The first thing people always say when they find out is something like "Oh wow I bet he cooks you lovely meals at home." I hate to say it but over the years this has become so repetitive its become a phrase that will boil my insides with annoyance.  Truth is he cooks for hundreds of people a week the last thing he wants to do is to come home and cook for me.  Not to mention the fact that there are plenty for fun gadgets and ovens in a professional kitchen, the most we have at home are Argos scales and mixer that the kids stole the wiskers off.

2. Dolly Parton sung about 9 to 5 but bitch had it easy.

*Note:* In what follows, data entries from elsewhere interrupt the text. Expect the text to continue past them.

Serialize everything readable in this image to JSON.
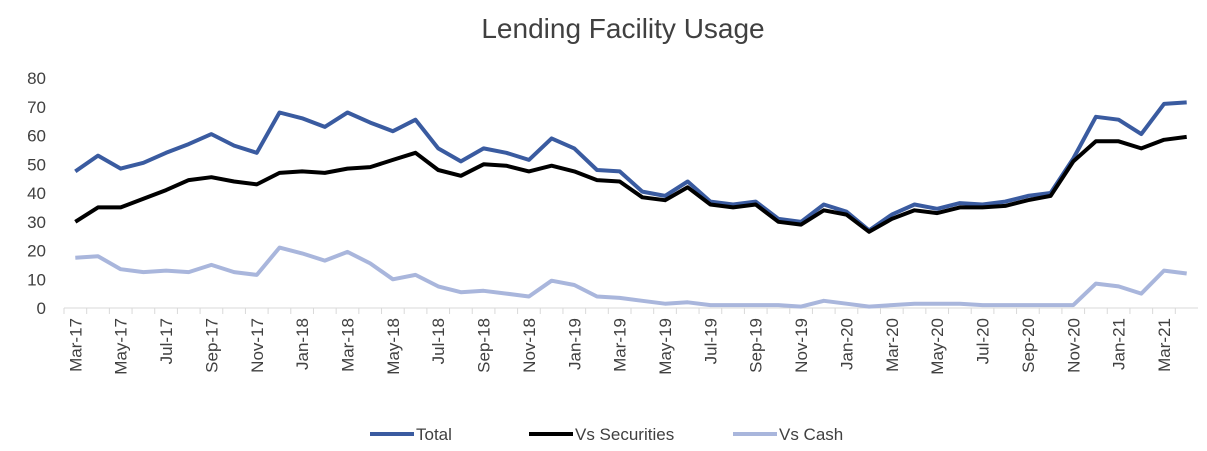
{
  "chart_data": {
    "type": "line",
    "title": "Lending Facility Usage",
    "categories": [
      "Mar-17",
      null,
      "May-17",
      null,
      "Jul-17",
      null,
      "Sep-17",
      null,
      "Nov-17",
      null,
      "Jan-18",
      null,
      "Mar-18",
      null,
      "May-18",
      null,
      "Jul-18",
      null,
      "Sep-18",
      null,
      "Nov-18",
      null,
      "Jan-19",
      null,
      "Mar-19",
      null,
      "May-19",
      null,
      "Jul-19",
      null,
      "Sep-19",
      null,
      "Nov-19",
      null,
      "Jan-20",
      null,
      "Mar-20",
      null,
      "May-20",
      null,
      "Jul-20",
      null,
      "Sep-20",
      null,
      "Nov-20",
      null,
      "Jan-21",
      null,
      "Mar-21",
      null
    ],
    "series": [
      {
        "name": "Total",
        "color": "#3a5ba0",
        "values": [
          47.5,
          53,
          48.5,
          50.5,
          54,
          57,
          60.5,
          56.5,
          54,
          68,
          66,
          63,
          68,
          64.5,
          61.5,
          65.5,
          55.5,
          51,
          55.5,
          54,
          51.5,
          59,
          55.5,
          48,
          47.5,
          40.5,
          39,
          44,
          37,
          36,
          37,
          31,
          30,
          36,
          33.5,
          27,
          32.5,
          36,
          34.5,
          36.5,
          36,
          37,
          39,
          40,
          52,
          66.5,
          65.5,
          60.5,
          71,
          71.5
        ]
      },
      {
        "name": "Vs Securities",
        "color": "#000000",
        "values": [
          30,
          35,
          35,
          38,
          41,
          44.5,
          45.5,
          44,
          43,
          47,
          47.5,
          47,
          48.5,
          49,
          51.5,
          54,
          48,
          46,
          50,
          49.5,
          47.5,
          49.5,
          47.5,
          44.5,
          44,
          38.5,
          37.5,
          42,
          36,
          35,
          36,
          30,
          29,
          34,
          32.5,
          26.5,
          31,
          34,
          33,
          35,
          35,
          35.5,
          37.5,
          39,
          51,
          58,
          58,
          55.5,
          58.5,
          59.5
        ]
      },
      {
        "name": "Vs Cash",
        "color": "#a9b6dc",
        "values": [
          17.5,
          18,
          13.5,
          12.5,
          13,
          12.5,
          15,
          12.5,
          11.5,
          21,
          19,
          16.5,
          19.5,
          15.5,
          10,
          11.5,
          7.5,
          5.5,
          6,
          5,
          4,
          9.5,
          8,
          4,
          3.5,
          2.5,
          1.5,
          2,
          1,
          1,
          1,
          1,
          0.5,
          2.5,
          1.5,
          0.5,
          1,
          1.5,
          1.5,
          1.5,
          1,
          1,
          1,
          1,
          1,
          8.5,
          7.5,
          5,
          13,
          12
        ]
      }
    ],
    "ylim": [
      0,
      80
    ],
    "yticks": [
      0,
      10,
      20,
      30,
      40,
      50,
      60,
      70,
      80
    ],
    "legend": "bottom"
  }
}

A chefs hours are unsociable, long and unpredictable.  Many things can change a chefs day be it a large party, surprise late diners or a malfunction in the kitchen.  They could not be home until 3 in the morning and you wonder if they have been held up or kidnapped on the way home, you know its the latter.  Sometimes these long hours come with a limited break

3. You know where not to eat and no one wants to cook for you anyway

Because your partner knows the butcher who supplies to that place down the road and they buy the really bad cuts of meat, they can also tell if something is bought in frozen or reheated with one bite. Furthermore they critique everything they eat. Including your poor old nan's cooking so everyone becomes scared to cook for you.  You can't go to any restaurant without getting an oral trip advisor review at any given time.

4. You learn all the fancy cooking lingo and you sound super posh.

From Vol Au Vents to hors d'oeuvres and fancy wine Jus, oh and did you know Ragù is a kind of bolognese sauce because I didn't. CANEPÉS!!!! he just shouted at me from across the room like i'd forget.

5. You symperthise with the catering industry experience.

You NEVER leave a restaurant without tipping and it boils your blood to see bad etiquette at a table.  You can't stand it when people are rude to staff and you super careful as to not be "those customers" because you have seen the tough side to working in the catering industry.

6. People will  ask for your recommendations.

Whether it be at the restaurant you work at or places you talk about visiting, people trust your opinion and for some reason think you have good taste.  To be honest I really like wimpy though so don't ask me.

7.  You become less of a fussy eater.

After 5th or 6th time of being told you have just been tricked into eating tongue, heart, or some meat or concoction you'd rather not try (and actually enjoying it) you become less bothered and actually learn to enjoy trying new things.

8. Days off and date nights are usually midweek, Tuesday is the new Friday!

Which is brilliant for avoiding school kids and busy places of the weekends and getting into those places with limited reservations. Your that person sunbathing on a monday whilst everyone else moans about those slacking off work.  Congratulations.

9. You can't cook without interference.

Because "you're doing that wrong" or "I don't do it like that" and the next thing you know your utensils have been snatched from your appendages whilst you receive a very unwanted demonstration of how it should be done, that you pay no attention to by the way.  My husband recently made his own birthday cake for this very reason.

10.  And finally yes, my own cooking has improved.

I may have picked something up from those unwanted lessons after all and truth be told when I can put my feet up and eventually do get a meal cooked for me it is an amazing luxury that's not easily forgotten.

1 comment:

  1. You're so poor! I would be really sad ,if my man would not cook for me at least once a week. But I agree with You and completly understand You.